The SEC is removing barriers to token stocks
6/12/2026, 11:33 AM • Евгения Слив

The US Securities and Exchange Commission (SEC) has proposed repealing NMS Regulations 611 and 610(e), which for 20 years have restricted the display of quotes and prohibited transactions at less advantageous prices than elsewhere. The head of the SEC, Paul Atkins, has said that these regulations have become a drag on market development and has proposed to replace rigid restrictions with a flexible "best execution" principle. The initiative will be discussed for 60 days and final adoption of changes is expected in the first quarter of 2027.
Galaxy Digital research chief Alex Thorne called this a critical step for the industry, noting that current regulations are physically blocking the trading of tokenized stocks through automated marketers (AMMs). Decentralized protocols operate on mathematical formulas and cannot track the liquidity of external exchanges in real time. The AMM cannot stop the deal because of a better price on the Nasdaq. After the repeal of the rules, tokenized shares will be able to legally trade in DeFi pools , - emphasized Thorn.

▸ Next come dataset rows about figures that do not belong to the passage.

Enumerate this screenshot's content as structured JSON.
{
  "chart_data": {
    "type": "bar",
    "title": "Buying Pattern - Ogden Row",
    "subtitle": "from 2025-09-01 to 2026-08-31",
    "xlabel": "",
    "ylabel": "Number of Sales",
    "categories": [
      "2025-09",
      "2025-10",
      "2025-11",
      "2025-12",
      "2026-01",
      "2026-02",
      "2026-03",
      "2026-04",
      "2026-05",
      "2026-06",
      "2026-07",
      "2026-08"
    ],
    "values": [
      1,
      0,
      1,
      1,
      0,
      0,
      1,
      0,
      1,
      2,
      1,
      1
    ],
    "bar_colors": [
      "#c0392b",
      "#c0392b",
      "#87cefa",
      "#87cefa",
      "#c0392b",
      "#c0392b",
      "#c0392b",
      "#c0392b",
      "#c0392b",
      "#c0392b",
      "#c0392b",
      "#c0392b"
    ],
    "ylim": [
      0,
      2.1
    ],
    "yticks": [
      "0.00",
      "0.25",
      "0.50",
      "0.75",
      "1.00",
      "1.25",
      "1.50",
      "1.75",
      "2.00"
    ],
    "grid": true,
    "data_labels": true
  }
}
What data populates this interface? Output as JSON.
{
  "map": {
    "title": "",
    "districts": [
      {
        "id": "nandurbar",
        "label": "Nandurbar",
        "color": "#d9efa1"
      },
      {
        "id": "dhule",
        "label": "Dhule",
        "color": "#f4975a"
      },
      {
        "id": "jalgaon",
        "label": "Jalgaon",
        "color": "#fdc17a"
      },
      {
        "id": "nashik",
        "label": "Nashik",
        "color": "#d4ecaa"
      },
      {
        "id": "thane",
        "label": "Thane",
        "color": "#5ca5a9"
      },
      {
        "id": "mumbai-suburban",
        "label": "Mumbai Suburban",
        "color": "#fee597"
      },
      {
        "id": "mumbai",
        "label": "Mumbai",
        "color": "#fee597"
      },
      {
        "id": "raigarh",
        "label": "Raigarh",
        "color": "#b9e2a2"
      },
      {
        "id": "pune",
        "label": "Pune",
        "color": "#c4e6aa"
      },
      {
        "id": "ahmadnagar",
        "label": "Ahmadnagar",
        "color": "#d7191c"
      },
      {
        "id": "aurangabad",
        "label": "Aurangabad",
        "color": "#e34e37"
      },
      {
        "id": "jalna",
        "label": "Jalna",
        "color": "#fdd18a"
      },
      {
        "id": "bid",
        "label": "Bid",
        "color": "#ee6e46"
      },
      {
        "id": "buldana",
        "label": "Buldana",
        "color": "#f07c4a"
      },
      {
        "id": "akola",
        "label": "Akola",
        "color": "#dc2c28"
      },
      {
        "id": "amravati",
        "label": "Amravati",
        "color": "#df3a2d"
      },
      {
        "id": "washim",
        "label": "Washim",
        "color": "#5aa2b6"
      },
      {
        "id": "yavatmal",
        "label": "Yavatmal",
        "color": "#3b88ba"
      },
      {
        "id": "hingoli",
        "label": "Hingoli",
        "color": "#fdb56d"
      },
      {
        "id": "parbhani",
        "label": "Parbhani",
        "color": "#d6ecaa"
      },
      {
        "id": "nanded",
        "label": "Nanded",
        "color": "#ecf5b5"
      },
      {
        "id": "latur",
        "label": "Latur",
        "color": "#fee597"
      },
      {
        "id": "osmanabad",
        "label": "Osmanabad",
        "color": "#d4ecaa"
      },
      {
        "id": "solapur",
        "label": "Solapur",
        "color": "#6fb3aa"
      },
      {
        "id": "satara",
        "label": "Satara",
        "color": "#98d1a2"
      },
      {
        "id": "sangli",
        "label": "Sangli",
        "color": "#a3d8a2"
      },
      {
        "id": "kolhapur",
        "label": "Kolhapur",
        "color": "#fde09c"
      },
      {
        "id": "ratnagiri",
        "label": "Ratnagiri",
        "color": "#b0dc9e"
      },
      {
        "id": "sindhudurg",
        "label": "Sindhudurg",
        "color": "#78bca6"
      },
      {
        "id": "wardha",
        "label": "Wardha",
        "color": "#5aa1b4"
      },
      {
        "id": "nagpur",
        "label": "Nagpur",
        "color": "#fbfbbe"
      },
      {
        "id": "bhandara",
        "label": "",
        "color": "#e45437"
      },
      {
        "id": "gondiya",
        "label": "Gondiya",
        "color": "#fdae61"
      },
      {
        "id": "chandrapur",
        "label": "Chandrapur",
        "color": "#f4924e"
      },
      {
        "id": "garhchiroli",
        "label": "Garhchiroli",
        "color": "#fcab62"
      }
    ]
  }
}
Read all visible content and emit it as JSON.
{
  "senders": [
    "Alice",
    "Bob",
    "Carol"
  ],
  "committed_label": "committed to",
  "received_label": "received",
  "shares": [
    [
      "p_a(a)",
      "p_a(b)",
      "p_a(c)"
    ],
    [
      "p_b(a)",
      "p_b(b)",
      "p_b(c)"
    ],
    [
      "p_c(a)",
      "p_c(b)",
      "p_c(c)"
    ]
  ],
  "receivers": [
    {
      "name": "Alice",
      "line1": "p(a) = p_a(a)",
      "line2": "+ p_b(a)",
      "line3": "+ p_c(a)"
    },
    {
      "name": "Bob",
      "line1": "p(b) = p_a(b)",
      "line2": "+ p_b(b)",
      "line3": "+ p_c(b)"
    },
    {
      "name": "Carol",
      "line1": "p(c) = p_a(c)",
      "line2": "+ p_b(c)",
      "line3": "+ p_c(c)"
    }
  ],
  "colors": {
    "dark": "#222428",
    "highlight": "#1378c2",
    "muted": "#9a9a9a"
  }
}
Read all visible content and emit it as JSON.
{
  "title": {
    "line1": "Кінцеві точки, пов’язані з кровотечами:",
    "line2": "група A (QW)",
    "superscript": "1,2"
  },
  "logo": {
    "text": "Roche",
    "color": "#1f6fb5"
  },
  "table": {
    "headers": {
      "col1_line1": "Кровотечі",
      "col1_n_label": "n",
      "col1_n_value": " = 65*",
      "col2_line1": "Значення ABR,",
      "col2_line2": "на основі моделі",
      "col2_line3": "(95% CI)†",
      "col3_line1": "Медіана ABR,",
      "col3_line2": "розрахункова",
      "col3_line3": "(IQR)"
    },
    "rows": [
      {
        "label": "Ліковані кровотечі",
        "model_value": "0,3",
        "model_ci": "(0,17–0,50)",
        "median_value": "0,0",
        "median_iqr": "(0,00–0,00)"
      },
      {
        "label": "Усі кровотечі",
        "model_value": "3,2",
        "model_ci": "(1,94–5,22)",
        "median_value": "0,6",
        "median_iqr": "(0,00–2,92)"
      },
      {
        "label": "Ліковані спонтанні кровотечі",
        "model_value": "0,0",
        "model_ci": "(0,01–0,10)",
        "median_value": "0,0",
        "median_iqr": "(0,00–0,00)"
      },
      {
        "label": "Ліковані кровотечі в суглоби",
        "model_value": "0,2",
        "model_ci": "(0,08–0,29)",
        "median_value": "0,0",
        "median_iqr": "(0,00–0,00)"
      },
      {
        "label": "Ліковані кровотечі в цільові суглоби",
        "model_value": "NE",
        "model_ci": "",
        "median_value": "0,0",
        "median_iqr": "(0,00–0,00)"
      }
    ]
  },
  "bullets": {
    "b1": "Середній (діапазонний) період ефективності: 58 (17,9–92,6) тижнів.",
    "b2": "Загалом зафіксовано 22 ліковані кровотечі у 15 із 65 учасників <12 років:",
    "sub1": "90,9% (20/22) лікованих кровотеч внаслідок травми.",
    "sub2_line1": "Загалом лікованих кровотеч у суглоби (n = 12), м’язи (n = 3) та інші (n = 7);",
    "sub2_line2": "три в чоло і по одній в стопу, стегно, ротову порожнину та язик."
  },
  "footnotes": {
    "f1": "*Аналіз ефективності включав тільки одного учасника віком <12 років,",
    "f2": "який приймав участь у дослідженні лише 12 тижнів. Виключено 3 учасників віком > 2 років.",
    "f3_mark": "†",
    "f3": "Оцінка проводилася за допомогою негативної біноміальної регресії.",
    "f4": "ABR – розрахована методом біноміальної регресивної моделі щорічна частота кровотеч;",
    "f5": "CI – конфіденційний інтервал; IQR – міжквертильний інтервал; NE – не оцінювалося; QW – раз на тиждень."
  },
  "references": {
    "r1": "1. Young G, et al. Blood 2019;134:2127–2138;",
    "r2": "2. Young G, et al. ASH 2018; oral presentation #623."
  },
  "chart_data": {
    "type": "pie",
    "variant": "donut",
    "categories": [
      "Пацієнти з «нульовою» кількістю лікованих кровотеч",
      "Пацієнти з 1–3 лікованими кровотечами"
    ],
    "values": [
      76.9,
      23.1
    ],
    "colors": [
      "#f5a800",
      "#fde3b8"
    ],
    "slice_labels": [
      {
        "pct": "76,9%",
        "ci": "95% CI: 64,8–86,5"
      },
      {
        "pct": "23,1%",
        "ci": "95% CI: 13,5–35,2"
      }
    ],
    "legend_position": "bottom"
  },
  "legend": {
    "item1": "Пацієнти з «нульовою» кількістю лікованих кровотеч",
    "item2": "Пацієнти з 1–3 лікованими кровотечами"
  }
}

Until the reform comes into effect, the SEC may launch pilot projects on tokenization, granting members temporary exemptions. Nonetheless, analysts are calling for expectations to be tempered: SEC Commissioner Hester Pierce had earlier warned that the regulator did not plan to allow synthetic-asset issuance under a so-called "innovative exception," focusing on real tokenized securities.